Andrew Wyeth was a magnificient draftsman and a master painter of the watercolor and egg tempera mediums. He employed a similar approach to painting with watercolor and tempera, building the basic structure of the whole scene with large, loose brushstrokes of neutral color. As those areas dryed he works into them with smaller cross-hatched strokes of drybrush, a technique where the brush is loaded with color and the color is dressed off the brush onto a rag to allow the color in the brush to dry to the right level where it can be hatched, drawn, and scumbled onto the painting's surface. The marraige of his loose washes and layers of knitted hatches of drybrush makes Wyeth's paintings rich in their surface textures and sensitivity of light.
(http://uhaweb.hartford.edu/JPATTERSO/HASinSicily/PTG_Study_Guides/Entries/2010/2/3_Andrew_Wyeth__Painting_America.html)
The American painter Andrew Wyeth divides his watercolours into plain watercolours and drybrush. He may start a painting as a watercolour, but during the process some of the paintings will change partly or fully to what he calls a drybrush. The drybrush technique is unique with a beautiful expression. It can be an inspiration for other watercolour painters as described in the following text....
Andrew Wyeth paints in both egg tempera and watercolour. His egg tempera technique is very detailed with rendering of tiny elements as for example the grass field in “Christina’s World”. It is the egg tempera technique, a technique where an initial wash is covered with the structure of woven dots and lines in different related or opposite colours, which is reflected in the watercolour drybrush technique.
In an interview Andrew Wyeth said to Thomas Hoving1: I work in drybrush when my emotion gets deep enough into a subject. So I paint with a smaller brush, dip it into color, splay the brush and bristles, squeeze out a good deal of the moisture and color with my fingers so there is only a very small amount of paint left. Then when I stroke the paper with the dried brush, it will make various distinct strokes at once, and I start to develop the forms of whatever object it is until they start to have real body…. Drybrush is layer upon layer. It is what you call a definite weaving process. You weave the layers of dry brush over and within the broad washes of watercolor. Andrew Wyeth’s curator Mary Landa has told that in some situations he use a special prepared brush with a tip which consists of down to one sable hair.

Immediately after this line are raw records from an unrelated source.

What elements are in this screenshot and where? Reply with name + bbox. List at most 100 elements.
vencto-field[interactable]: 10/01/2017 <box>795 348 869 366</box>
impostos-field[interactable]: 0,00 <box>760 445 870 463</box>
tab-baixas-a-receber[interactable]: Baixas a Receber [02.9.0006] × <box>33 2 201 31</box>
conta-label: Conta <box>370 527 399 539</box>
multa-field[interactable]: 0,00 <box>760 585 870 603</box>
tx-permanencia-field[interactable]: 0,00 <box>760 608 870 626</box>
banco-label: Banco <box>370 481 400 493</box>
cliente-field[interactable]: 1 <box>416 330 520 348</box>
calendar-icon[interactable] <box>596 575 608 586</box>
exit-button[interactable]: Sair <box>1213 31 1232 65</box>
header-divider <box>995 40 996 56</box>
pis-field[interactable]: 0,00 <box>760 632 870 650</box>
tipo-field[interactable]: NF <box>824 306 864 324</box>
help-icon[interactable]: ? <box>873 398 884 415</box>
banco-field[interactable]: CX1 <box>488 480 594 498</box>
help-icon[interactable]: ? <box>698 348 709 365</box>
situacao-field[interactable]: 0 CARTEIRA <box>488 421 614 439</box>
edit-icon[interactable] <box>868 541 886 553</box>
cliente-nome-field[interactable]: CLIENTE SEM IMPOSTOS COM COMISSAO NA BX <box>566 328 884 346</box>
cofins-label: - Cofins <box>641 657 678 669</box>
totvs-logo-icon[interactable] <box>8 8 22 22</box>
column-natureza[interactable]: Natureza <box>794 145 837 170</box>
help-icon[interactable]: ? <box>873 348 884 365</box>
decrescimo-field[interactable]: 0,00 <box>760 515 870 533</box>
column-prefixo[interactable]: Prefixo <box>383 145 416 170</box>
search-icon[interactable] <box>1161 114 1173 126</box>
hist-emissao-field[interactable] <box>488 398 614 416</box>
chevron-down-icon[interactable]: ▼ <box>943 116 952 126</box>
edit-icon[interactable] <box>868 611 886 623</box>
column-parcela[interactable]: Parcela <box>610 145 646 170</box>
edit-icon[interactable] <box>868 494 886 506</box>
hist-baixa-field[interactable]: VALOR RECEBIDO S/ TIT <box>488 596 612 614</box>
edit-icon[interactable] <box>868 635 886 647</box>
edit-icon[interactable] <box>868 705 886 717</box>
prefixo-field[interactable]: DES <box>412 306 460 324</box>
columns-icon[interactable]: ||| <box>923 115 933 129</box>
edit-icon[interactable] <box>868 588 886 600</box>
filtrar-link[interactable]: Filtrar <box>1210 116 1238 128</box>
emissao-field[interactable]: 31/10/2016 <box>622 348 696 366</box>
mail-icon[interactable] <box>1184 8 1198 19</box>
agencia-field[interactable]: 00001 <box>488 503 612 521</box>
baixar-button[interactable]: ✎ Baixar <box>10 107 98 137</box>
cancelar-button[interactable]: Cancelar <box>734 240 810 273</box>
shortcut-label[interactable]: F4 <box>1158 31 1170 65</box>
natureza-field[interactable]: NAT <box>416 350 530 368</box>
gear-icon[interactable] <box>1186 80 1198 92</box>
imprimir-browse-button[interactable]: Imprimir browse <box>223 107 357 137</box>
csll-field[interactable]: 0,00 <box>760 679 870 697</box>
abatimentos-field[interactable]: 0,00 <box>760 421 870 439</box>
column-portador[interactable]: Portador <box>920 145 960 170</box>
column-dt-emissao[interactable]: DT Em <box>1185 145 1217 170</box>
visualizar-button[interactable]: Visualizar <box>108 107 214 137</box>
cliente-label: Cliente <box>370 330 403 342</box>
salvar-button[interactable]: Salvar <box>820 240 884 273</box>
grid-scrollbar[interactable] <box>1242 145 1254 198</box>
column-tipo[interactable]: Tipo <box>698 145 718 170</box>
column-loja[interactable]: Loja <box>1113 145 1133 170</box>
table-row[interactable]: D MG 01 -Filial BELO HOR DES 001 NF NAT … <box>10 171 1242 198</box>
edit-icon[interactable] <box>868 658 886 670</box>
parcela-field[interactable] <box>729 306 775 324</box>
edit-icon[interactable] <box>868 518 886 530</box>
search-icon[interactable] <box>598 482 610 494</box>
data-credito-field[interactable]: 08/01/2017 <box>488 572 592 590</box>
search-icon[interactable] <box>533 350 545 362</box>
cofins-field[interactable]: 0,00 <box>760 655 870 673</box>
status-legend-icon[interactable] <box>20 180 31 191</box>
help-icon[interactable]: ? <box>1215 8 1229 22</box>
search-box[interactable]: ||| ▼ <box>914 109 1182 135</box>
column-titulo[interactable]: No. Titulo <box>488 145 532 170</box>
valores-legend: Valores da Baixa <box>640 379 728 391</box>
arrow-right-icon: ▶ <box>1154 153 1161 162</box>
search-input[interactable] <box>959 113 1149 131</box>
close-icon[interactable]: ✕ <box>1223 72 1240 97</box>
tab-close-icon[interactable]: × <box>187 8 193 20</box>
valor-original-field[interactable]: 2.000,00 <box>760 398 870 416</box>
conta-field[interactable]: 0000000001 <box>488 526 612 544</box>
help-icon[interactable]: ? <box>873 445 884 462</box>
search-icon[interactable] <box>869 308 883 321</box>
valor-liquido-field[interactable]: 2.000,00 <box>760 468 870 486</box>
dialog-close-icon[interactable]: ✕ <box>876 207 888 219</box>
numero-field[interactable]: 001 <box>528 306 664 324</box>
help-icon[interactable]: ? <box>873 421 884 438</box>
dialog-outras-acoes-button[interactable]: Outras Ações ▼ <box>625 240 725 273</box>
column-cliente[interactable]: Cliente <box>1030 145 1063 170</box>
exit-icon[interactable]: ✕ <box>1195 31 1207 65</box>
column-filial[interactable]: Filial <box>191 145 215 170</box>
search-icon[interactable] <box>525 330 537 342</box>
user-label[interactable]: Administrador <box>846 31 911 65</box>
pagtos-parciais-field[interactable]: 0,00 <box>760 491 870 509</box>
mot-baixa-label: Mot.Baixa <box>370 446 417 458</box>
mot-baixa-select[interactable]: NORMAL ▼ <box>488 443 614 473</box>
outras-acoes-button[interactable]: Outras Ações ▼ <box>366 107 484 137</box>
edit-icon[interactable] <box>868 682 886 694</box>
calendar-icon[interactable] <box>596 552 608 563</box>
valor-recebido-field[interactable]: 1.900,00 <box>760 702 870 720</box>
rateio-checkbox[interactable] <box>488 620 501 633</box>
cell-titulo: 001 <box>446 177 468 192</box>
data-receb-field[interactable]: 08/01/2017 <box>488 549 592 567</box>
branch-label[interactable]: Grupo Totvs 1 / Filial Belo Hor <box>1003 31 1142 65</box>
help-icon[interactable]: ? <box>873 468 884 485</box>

Meryman2 writes in general on Andrew Wyeth’s technique: Every watercolor has been like a battle, the outcome constantly in doubt. His breath fast, talking to himself, the glasses he wears paint-splattered with color, he attacks the paper with a frenzy, scratching it with the end of his brush, scraping it with a razor blade, dapping at it with Kleenex. Andrew Wyeth explains in an interview to the Greenville County Museum of Art3: I work with impulsiveness. I use eleven kinds of brushes, camel hair or sable or an old house painter's brush. Sometimes a scrub brush. I've torn pictures in half trying to get into them, to get structure and weight and form and succulence and passion.